Tensions grandissantes en Iran
L’Iran reste ferme sur sa position de non-négociation alors que Trump affirme le contraire. Le ministre des Affaires étrangères, Abbas Araghchi, a réaffirmé que l'Iran n'a "pas l'intention de négocier". En réponse, Donald Trump a suggéré que les leaders iraniens pourraient vouloir un accord, mais craindraient d'admettre leur désir de peur des représailles. La situation est tendue, avec des mouvements militaires américains observés vers le Moyen-Orient, suscitant des inquiétudes quant à un possible conflit. Mohammad Bagher Ghalibaf, président du Parlement iranien, a mis en garde contre une éventuelle invasion américaine, indiquant que l'Iran pourrait réagir en ouvrant un "nouveau front" dans un détroit crucial pour le commerce mondial.

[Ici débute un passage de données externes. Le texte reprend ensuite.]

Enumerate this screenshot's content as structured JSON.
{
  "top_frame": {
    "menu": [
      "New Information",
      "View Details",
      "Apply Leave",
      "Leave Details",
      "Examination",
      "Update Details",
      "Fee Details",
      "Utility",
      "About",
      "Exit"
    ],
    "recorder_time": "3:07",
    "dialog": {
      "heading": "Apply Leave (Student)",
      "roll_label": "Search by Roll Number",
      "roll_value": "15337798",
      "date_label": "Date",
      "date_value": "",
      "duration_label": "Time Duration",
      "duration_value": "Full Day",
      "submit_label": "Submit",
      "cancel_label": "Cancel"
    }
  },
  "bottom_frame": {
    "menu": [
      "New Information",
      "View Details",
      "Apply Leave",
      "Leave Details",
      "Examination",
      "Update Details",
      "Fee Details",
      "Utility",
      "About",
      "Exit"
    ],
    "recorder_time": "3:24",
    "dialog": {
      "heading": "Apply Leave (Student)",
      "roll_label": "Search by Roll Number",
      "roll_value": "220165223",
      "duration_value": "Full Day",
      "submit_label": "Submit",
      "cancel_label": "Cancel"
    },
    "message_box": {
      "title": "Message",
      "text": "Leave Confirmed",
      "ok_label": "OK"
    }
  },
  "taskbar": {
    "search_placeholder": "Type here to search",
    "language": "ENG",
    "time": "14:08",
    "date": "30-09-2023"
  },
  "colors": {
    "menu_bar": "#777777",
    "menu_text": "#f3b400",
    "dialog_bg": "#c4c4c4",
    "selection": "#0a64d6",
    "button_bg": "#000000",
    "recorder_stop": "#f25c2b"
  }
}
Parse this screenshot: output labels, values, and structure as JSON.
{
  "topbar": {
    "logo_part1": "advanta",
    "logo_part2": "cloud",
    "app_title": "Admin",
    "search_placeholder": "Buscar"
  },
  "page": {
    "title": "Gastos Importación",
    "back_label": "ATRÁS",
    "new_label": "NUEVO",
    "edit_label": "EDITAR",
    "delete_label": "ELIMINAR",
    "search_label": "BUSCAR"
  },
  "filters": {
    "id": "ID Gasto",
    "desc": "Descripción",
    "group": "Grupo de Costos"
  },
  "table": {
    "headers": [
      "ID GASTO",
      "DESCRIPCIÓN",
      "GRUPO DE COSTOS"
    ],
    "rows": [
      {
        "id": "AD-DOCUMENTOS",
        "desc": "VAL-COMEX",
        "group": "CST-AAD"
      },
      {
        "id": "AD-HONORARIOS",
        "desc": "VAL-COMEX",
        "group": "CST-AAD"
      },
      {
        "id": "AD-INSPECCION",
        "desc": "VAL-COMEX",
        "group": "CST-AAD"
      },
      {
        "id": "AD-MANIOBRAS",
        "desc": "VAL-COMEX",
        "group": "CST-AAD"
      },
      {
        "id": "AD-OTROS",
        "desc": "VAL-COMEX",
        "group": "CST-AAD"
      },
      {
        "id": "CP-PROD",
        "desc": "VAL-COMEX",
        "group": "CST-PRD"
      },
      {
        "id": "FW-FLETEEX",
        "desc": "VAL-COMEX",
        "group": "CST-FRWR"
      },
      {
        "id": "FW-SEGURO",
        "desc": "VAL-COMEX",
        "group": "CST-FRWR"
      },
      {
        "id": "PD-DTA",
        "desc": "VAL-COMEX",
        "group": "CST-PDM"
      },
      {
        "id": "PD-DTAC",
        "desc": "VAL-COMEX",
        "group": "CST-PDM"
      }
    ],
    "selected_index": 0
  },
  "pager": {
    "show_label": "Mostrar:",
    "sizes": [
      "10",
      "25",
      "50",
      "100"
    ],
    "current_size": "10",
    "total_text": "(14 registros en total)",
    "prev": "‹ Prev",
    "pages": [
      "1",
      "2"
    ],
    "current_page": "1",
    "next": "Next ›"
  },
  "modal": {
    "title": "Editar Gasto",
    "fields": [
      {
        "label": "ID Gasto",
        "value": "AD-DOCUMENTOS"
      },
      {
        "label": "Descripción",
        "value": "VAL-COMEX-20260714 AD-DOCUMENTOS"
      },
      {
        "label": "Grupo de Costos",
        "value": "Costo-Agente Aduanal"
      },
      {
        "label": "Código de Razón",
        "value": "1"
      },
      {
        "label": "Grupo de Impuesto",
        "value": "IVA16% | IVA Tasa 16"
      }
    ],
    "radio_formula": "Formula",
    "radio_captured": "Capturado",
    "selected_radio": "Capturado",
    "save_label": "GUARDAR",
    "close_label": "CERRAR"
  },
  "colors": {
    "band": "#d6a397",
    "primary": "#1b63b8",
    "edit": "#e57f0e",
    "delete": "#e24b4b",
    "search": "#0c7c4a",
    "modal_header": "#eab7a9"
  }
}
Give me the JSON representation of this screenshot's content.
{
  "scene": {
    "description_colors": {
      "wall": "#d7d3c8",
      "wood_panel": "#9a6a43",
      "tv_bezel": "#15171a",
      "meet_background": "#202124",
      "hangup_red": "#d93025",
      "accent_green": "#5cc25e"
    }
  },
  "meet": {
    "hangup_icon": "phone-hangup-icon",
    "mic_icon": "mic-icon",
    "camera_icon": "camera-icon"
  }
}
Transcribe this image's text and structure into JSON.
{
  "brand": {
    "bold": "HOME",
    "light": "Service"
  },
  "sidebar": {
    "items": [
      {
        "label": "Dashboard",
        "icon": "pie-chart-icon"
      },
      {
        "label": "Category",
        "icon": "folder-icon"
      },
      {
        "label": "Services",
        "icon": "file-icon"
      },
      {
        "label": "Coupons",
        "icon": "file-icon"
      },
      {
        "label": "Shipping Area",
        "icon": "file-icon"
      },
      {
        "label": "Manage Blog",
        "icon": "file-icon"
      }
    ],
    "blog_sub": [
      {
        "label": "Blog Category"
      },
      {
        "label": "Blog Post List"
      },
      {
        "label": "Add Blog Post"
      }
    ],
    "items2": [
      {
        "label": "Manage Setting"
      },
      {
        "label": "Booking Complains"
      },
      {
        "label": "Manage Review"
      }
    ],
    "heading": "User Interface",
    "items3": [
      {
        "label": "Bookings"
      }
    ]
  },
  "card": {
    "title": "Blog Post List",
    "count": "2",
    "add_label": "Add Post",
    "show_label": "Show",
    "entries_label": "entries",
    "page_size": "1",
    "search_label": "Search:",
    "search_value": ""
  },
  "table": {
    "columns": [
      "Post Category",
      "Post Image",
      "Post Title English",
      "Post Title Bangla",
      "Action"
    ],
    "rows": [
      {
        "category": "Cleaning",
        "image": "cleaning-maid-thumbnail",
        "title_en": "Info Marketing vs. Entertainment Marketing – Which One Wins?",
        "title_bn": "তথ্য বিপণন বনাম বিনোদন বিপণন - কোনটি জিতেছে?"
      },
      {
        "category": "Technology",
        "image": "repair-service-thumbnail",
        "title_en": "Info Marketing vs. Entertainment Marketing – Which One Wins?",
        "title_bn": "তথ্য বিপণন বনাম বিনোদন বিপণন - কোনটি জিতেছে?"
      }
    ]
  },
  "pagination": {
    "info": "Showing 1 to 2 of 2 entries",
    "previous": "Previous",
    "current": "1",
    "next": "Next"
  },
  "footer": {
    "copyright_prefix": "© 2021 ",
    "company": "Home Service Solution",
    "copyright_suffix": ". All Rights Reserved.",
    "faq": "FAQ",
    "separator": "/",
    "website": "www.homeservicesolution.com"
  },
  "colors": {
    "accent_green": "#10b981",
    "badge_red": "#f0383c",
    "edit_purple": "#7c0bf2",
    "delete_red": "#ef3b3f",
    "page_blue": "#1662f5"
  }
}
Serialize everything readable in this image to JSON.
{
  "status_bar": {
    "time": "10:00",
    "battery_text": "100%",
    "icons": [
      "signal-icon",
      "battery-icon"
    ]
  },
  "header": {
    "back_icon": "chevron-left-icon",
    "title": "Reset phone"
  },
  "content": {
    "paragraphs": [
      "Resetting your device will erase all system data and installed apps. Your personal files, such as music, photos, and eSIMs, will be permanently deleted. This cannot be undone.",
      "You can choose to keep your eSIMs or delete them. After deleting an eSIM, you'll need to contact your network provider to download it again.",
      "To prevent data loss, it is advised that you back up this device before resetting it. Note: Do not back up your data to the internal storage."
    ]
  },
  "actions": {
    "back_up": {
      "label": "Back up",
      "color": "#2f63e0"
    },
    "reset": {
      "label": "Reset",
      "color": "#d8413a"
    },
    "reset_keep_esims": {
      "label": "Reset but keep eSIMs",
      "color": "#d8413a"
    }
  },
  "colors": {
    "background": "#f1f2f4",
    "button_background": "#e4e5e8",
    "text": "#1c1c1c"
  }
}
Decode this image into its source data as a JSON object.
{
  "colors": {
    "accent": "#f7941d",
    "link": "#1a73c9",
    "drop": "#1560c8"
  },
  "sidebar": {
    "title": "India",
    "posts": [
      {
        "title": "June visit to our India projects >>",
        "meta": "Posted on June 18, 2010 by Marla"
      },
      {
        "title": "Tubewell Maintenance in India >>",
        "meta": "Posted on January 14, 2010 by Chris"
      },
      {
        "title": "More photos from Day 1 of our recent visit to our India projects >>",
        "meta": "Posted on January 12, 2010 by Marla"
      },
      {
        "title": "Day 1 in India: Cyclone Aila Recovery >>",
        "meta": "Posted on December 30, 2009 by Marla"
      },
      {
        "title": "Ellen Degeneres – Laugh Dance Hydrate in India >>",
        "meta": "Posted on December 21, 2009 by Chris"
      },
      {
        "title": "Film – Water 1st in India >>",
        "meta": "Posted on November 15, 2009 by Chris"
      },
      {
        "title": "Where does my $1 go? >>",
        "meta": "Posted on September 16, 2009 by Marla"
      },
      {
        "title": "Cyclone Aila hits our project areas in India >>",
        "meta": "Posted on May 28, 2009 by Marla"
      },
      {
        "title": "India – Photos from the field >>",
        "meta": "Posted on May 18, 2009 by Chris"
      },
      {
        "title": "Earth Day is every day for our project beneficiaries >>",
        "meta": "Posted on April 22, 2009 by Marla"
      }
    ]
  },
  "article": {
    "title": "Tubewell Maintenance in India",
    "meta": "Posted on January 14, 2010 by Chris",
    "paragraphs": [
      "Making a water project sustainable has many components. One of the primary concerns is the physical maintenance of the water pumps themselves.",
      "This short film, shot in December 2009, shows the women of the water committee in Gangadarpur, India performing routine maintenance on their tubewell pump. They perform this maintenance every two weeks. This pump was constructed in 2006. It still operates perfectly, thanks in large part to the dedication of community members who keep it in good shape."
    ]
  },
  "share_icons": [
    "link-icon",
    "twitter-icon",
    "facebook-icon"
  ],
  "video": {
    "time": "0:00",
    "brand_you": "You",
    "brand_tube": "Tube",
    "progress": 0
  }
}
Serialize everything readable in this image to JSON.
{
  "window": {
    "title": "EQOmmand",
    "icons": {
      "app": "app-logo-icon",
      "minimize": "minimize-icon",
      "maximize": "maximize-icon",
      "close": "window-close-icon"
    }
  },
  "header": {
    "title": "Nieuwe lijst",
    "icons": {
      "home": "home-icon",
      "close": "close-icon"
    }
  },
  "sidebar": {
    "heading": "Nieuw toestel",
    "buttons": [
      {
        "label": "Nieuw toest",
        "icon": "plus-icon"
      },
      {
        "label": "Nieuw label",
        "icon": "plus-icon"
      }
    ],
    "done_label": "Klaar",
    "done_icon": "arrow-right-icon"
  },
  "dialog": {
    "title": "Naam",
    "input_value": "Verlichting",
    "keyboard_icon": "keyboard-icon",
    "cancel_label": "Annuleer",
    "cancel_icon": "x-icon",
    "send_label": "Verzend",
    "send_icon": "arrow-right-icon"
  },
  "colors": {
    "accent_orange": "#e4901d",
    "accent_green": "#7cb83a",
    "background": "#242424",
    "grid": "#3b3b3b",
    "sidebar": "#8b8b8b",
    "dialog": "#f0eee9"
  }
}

Partenariat stratégique entre le Ghana et l'UE
Une nouvelle ère de coopération pour lutter contre le terrorisme. Le Ghana et l'Union européenne ont formellement scellé un partenariat visant à intensifier leur coopération en matière de sécurité. La cheffe de la diplomatie européenne, Kaja Kallas, et la vice-présidente ghanéenne, Jane Naana Opoku-Agyemang, ont signé un accord qui renforce la lutte commune contre les menaces terroristes, un enjeu grandissant pour les pays de la région. Ce partenariat inclut la livraison d'équipements militaires, tels que des drones de surveillance, afin d'assister le Ghana dans ses efforts pour contrer la violence émanant du Sahel.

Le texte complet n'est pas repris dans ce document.